A review by piburnjones
Good Luck, Ivy by Lisa Yee

5.0

So many people have so much love for Ivy, I was really looking forward to this one.
 
This is the first Best Friend book I’ve read that wasn’t written by Valerie Tripp (see Elizabeth, Nellie and Emily). And, for that matter, also wasn’t written by the Julie author, Megan McDonald. For the first time since Addy, they actually found an own-voices author to write a non-white character.
 
For that reason, I give this book a lot of leeway. While some elements seem cliché, perhaps that’s just Adult Me having read a fair number of stories by and about first and second generation Asian Americans. Sometimes things start to look cliché because they were true for a lot of people.

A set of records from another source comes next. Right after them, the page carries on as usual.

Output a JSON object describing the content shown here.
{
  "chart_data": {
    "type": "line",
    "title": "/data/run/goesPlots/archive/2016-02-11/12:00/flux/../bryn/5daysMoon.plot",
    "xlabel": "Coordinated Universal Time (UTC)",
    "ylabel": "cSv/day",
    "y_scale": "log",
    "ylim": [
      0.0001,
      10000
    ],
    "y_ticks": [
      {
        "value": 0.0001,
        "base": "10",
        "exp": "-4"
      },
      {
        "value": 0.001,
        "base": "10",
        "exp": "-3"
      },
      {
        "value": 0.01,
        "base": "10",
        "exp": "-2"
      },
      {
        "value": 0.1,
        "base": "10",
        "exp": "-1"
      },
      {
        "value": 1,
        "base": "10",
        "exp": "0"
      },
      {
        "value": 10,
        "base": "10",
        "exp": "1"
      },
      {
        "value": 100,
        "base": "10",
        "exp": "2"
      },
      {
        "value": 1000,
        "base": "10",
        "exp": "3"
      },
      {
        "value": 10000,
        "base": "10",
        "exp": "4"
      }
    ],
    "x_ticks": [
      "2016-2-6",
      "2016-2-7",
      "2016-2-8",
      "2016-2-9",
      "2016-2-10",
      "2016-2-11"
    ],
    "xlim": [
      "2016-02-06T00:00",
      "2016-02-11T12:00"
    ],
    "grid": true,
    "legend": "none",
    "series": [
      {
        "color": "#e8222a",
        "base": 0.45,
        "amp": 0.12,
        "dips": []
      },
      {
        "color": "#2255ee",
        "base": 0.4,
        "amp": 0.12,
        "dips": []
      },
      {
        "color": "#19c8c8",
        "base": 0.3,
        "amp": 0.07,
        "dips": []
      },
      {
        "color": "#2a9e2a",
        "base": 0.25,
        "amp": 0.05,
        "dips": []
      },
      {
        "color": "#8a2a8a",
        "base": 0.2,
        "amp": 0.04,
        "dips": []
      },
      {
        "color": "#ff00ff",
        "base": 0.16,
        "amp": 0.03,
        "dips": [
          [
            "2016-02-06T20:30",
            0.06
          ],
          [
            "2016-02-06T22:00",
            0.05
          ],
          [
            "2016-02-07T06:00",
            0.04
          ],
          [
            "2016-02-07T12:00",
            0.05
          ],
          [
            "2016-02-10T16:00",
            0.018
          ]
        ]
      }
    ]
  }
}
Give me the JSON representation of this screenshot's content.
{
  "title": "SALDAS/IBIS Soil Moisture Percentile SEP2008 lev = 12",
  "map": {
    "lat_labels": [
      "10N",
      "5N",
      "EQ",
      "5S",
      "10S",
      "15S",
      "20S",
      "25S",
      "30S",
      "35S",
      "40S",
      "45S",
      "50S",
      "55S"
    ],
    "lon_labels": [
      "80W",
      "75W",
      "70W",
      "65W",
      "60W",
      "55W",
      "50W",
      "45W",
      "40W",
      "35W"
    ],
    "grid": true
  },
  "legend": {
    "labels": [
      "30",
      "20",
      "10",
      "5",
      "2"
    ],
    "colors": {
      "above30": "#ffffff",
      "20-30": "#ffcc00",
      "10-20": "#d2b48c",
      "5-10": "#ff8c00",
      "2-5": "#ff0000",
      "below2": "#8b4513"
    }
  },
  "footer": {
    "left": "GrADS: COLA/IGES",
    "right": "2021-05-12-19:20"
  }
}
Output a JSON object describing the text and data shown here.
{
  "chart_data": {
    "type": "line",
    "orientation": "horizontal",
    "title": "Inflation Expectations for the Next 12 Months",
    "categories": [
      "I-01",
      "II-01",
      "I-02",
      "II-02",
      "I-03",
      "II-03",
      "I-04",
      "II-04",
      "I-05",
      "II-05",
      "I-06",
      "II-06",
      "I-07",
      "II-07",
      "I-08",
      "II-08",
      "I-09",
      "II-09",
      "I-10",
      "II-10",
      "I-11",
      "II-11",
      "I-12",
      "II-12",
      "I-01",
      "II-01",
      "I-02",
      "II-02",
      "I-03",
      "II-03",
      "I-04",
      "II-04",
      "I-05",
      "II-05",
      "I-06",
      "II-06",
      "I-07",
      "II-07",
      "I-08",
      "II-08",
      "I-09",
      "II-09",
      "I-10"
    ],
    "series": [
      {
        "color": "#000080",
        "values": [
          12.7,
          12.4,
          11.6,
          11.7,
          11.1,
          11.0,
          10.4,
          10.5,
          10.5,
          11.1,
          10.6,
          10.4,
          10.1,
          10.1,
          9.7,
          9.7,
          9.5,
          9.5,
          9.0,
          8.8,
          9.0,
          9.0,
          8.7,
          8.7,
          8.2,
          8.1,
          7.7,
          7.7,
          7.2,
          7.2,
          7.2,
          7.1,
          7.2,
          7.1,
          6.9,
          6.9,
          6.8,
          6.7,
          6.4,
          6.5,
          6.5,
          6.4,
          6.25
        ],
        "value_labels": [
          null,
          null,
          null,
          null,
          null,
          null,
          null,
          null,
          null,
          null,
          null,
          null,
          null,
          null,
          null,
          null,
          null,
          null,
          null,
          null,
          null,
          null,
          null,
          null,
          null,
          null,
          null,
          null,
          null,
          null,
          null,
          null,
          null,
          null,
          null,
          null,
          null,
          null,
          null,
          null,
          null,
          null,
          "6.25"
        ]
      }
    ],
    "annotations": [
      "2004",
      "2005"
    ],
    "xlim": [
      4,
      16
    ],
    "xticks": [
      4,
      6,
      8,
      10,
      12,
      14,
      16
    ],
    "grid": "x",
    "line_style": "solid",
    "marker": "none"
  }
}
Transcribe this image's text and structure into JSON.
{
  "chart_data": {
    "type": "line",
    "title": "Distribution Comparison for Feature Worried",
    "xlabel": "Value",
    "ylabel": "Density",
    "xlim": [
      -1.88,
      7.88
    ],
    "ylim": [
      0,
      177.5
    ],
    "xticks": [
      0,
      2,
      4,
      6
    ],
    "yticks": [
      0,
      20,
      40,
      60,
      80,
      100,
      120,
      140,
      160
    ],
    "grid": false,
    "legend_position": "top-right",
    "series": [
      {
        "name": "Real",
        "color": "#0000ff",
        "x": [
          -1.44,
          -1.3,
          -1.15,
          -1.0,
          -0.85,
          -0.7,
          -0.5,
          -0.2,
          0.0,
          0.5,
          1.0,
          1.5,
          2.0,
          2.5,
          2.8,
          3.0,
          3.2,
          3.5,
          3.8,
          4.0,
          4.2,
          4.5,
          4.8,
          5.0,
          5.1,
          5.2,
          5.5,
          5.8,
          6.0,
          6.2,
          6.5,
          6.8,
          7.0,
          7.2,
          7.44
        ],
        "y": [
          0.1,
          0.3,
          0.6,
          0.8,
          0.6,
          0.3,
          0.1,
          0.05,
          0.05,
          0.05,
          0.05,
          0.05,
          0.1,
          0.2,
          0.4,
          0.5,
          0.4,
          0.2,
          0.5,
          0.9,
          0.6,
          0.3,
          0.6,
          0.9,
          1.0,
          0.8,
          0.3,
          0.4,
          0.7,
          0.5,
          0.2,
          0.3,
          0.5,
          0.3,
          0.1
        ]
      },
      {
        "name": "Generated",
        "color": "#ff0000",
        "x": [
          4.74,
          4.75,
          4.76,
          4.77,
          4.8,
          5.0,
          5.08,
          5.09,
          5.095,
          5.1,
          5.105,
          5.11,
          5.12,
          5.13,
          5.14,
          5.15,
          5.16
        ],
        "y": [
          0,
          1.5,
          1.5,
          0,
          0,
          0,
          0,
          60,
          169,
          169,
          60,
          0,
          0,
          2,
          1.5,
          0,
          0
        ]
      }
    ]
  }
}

And since the author herself grew up Asian American in the ‘70s, I trust that this is good representation.
 
Compared to Nellie and Emily, I think Ivy’s book benefits from not sharing a household with the main character – Tripp goes out of her way to keep Samantha and Molly offstage, shortchanging the friendship in the service of trying to spotlight the friend. Here, it’s well established that Ivy and Julie only see each other on weekends, so instead we’re able to get a good picture of Ivy’s large and busy family. And between gymnastics, homework, family and Chinese school, Ivy has a very busy life herself – which is what creates the main conflict here: compete in a big deal gymnastics meet, or attend a big deal family reunion. In standard AG style, Ivy finds a way to do both, also solving some secondary problems along the way.
 
There’s nothing the strikes me as revolutionary or unusual about this book – and like much of Julie’s series, it hardly feels like historical fiction to me, though I imagine it might to my daughter. But it’s a strong, positive portrayal of an Asian American girl and her family, and it’s clear that Ivy’s life could easily sustain a six-book series every bit as much as Julie’s did.